8. There was one "Seinfeld moment" in the operation. Jean assumed that Steve C (who packed most of the boxes) knew to label each box as to what was in it (or at least what room it came out of). Steve C (me), having received no instructions to label the boxes, did not do so. This meant that Jean had over two hundred boxes stacked randomly in her new apartment without any idea what was in each one. Worst of all, the bolts that held her (disassembled) bed together were in a plastic kitchen container inside an unmarked box inside another unmarked box. While Steve C remembered what the box looked like, nobody had told Jean or Steve C that the box in question had been placed inside another much larger box. So, after Jean futilely opened every box of the type described without finding the bolts (and resigned herself to sleeping on the floor) she accidentally found the bolts in a random box she opened two weeks after moving.

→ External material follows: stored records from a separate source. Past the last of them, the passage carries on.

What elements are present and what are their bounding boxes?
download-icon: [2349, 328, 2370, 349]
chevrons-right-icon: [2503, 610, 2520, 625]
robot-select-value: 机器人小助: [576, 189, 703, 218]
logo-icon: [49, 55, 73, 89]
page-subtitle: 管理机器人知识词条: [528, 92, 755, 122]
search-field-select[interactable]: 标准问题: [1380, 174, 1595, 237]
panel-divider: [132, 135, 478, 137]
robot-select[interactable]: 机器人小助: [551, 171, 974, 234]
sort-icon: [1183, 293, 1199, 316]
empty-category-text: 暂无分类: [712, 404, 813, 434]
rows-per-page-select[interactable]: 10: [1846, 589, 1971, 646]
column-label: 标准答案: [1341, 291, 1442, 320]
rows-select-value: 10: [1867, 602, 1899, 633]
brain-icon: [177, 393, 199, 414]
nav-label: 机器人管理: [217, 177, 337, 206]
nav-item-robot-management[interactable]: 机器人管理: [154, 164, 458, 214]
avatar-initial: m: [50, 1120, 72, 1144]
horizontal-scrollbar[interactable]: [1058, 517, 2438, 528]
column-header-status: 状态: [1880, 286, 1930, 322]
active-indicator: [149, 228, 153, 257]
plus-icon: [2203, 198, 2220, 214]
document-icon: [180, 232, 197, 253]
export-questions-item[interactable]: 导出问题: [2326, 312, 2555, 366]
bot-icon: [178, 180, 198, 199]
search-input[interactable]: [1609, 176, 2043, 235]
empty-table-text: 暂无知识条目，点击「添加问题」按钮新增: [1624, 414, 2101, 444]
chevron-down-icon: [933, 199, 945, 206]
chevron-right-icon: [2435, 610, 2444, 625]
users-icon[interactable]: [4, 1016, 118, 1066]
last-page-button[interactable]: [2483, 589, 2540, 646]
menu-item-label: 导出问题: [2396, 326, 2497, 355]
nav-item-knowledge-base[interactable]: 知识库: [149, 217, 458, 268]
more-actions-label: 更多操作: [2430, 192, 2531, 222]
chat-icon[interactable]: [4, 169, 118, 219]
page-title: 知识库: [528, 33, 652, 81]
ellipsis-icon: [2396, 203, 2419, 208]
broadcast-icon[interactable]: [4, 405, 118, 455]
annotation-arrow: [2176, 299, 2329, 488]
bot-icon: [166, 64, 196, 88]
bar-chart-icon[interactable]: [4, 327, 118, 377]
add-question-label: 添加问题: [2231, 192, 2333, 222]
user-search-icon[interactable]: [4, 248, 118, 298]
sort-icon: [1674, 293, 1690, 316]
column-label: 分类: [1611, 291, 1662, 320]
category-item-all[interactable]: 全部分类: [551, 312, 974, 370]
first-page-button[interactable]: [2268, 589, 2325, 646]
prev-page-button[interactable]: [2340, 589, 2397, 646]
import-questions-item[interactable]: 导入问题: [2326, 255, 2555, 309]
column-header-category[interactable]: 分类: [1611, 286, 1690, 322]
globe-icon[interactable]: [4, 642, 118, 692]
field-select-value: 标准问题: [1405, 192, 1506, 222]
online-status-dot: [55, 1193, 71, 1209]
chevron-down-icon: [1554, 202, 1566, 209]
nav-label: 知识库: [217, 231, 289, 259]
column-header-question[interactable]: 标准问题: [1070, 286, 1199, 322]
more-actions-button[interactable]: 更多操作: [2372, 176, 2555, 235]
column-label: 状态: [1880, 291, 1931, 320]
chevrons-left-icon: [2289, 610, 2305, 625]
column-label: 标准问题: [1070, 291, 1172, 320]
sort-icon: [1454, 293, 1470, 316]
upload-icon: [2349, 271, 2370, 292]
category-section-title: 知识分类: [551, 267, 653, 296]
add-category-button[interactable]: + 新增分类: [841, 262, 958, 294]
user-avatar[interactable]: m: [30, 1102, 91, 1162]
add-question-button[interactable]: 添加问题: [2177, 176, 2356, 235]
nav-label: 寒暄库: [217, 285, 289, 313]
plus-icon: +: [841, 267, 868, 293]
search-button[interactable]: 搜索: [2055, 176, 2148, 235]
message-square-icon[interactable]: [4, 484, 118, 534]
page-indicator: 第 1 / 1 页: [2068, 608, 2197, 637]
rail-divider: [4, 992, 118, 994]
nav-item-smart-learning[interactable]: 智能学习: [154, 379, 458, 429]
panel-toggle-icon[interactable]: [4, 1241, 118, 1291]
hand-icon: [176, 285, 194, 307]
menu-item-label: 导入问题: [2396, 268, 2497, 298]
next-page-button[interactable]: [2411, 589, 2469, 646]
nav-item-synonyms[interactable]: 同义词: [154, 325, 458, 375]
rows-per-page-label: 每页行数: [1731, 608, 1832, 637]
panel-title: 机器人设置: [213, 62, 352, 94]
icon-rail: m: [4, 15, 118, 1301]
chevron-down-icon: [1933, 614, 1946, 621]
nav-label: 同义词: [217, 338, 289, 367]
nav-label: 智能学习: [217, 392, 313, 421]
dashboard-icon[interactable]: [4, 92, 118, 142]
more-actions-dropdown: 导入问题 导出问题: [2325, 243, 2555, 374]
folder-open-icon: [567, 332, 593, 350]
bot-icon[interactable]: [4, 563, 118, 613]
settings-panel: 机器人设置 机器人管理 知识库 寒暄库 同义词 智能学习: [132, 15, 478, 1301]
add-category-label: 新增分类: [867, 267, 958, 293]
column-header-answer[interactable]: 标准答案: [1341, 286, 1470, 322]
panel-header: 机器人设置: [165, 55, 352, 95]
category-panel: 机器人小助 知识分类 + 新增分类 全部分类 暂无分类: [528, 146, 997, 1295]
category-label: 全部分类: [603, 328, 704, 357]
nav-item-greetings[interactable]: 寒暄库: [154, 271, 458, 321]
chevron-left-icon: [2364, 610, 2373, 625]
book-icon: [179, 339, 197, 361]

9. During the drive to Texas, we kept the vehicles in contact by using the two-way radios we bought for Origins years ago. Yes, it seems silly to use radios when cell phones have been invented, but it can be tricky to dial and answer a cell phone while driving a very large truck, and the radios meant that the people in the car could talk to the guy in the truck without such bother. This was critically important during the one hour when Steve C drove the truck, as he couldn't see out of it very well and didn't realize that he was driving with the right side tires on the shoulder. Jean was horrified to find that she had been assigned the radio call sign "Swamp Rat" but then decided that she really did like it.

10. In the end, a lot of things went horribly wrong, but did not affect the success of the trip. The car Leanna rented for the one-way drive east turned out to be far smaller than she thought, and the Steves had to leave home 80% of the packing supplies they had prepared for the trip. (By dumb luck, the things they did bring -- tape and bubble wrap -- were the things in the shortest supply.) It started raining before the end of the first day and rained continually until the afternoon of the last day, with the only break in the weather coming on the day we loaded the stuff out of the house. Pre-arranged helpers backed out at the last minute, but were quickly replaced from Jean's expansive circle of friends. In the end, luck was with us, and the ex-boyfriend did not even suspect what was going on until we were out of state, and somehow Jean and Steve P managed to drive 26 hours (22 of them in two days) without falling asleep or having an accident. I strongly suspect that angels were watching out for all three of us.